I filtered through the masses, and back via the acoustic stage where Adrian Nation was demonstrating effortless greatness with the intricate and mesmerising Heart Beats On - a more than fitting way for me to sign off until the next day’s treats.
Day two hit an instant peak, with the amazing one-man force of Funke and the Two Tone Baby. Funke, aka Daniel Turnbull, gave a remarkable solo performance, armed with a stomp box, loop machine, harmonica and guitar - the result, a rasping runaway train of electrifying bluesy-folk. The title track from his new album Battles, and the Rolling Stones’ Paint it Black ensured a rapturous finale.
Island Cassettes from Tonbridge Wells brought their crisp African-indie beat, and delivered a tight and cheerful splash of indoor sunshine. Check out the charming Navajo. On the Brewery Stage, Benzego, fronted by 2006 X Factor finalist Ben Mills, and backed with brass, were wooing the crowd with covers of One Step Beyond, I Want You Back, and Play that Funky Music.

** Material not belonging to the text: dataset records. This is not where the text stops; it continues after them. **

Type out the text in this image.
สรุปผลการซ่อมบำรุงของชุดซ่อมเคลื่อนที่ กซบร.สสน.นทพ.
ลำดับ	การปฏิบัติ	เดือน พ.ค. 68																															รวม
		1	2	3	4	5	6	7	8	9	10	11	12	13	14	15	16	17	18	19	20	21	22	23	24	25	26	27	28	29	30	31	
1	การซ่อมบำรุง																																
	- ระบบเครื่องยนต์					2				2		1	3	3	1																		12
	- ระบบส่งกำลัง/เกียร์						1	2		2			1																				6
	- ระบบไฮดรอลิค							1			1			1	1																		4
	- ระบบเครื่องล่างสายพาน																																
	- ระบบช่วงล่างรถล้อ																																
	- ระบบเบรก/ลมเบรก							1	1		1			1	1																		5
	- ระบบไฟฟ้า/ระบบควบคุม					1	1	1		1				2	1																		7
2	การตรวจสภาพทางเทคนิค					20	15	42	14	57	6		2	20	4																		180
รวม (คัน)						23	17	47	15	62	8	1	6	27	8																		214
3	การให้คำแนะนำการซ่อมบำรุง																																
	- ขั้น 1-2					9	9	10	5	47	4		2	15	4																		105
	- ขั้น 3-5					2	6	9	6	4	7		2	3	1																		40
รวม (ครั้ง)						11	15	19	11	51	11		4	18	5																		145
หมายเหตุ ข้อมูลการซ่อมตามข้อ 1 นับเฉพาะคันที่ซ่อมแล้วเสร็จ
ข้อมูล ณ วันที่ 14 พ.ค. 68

And with award winning Coco and the Butterfields’ stomping ho-down fip fok (folk hip-hop fusion) bringing the Alexander Centre house down, I bid farewell to my debut hop festival experience with two certainties. Firstly, I would be back in 2014; and secondly, a knowledge that the quality of the acts and the festival vibe will, without doubt, be top of the crop.